The 11th of March 1938 AD
Debate still rages about the nature of the Anschluss in March 1938, when Austria became a part of Hitler’s Germany. Was Austria the victim of an invasion? Or did that country welcome Nazi control? The two are not mutually exclusive.
The situation in Austria prior to the move was hardly cream-cakes and democracy: civil wars had erupted earlier in the decade; the Depression had devastated the country’s economy; the influence of Hitler was evident, particularly among the young in Austria; and the government was already authoritarian.
Hitler made it clear in Mein Kampf that he intended to bring about a union with Austria.
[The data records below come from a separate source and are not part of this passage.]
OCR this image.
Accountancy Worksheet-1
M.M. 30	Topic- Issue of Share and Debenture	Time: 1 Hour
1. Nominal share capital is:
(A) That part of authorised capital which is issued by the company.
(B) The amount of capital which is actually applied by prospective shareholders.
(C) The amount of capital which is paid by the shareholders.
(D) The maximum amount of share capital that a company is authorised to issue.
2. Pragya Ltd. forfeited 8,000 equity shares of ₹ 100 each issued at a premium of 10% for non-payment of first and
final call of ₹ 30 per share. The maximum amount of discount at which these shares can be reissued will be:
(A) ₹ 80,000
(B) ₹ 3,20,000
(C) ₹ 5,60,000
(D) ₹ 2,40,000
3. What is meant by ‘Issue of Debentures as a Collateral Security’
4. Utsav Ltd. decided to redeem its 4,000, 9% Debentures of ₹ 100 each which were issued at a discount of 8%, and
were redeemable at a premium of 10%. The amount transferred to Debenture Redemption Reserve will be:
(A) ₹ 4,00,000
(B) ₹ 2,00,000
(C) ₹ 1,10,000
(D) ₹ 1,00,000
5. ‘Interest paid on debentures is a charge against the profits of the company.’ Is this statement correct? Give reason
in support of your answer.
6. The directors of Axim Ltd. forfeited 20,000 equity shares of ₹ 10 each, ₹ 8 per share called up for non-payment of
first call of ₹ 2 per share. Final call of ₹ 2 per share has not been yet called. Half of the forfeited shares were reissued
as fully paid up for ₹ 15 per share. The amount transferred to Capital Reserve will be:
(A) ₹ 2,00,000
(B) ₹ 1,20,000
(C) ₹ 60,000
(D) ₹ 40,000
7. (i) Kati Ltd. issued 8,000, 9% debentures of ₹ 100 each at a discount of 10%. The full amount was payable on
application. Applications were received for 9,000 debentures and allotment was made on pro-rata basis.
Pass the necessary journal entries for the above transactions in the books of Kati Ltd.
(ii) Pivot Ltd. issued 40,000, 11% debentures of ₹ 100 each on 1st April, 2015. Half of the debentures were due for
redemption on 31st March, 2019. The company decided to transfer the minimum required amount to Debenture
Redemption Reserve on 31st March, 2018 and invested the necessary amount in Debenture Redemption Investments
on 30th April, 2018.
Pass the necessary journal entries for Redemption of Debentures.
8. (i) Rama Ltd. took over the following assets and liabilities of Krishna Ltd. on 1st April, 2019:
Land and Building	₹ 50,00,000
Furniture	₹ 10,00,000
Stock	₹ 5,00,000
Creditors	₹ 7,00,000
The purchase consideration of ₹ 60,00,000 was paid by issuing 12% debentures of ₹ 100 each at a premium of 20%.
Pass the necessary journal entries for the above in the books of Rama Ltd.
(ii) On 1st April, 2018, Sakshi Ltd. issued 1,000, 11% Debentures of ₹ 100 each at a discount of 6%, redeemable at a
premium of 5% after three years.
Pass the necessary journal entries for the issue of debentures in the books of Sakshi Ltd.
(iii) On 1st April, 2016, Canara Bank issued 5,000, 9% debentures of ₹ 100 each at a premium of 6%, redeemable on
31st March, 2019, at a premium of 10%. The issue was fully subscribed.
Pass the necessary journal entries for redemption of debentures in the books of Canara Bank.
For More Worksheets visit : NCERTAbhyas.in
The Nazis in Austria had already tried to seize power in a coup in 1934. When in March 1938 a plebiscite was announced to decide on union with Germany (in the expectation of a strong rejection of the idea) Hitler acted, emboldened by the lack of reaction to his retaking of the Saar region, and fearing the vote might go against him. Himmler flew to Vienna to arrest key opposition figures; German troops poured unopposed over the border. Neville Chamberlain may not have terrified Hitler by announcing ‘a fresh review’ to decide what steps to take ‘in due course’.
On April 2 Hitler was able to address a huge adoring crowd in Vienna; by that time thousands of potential opponents had been detained. The plebiscite was arranged for April 10, when 99.73 per cent supposedly voted in favour of the union. Admittedly hundreds of thousands of those likely to vote against it were excluded from the process; and the voting was not secret; but it is hard not to conclude the vast majority of Austrians welcomed the Nazis, a far cry from The Sound of Music victim status Austria assumed after the war, and still likes to cling to.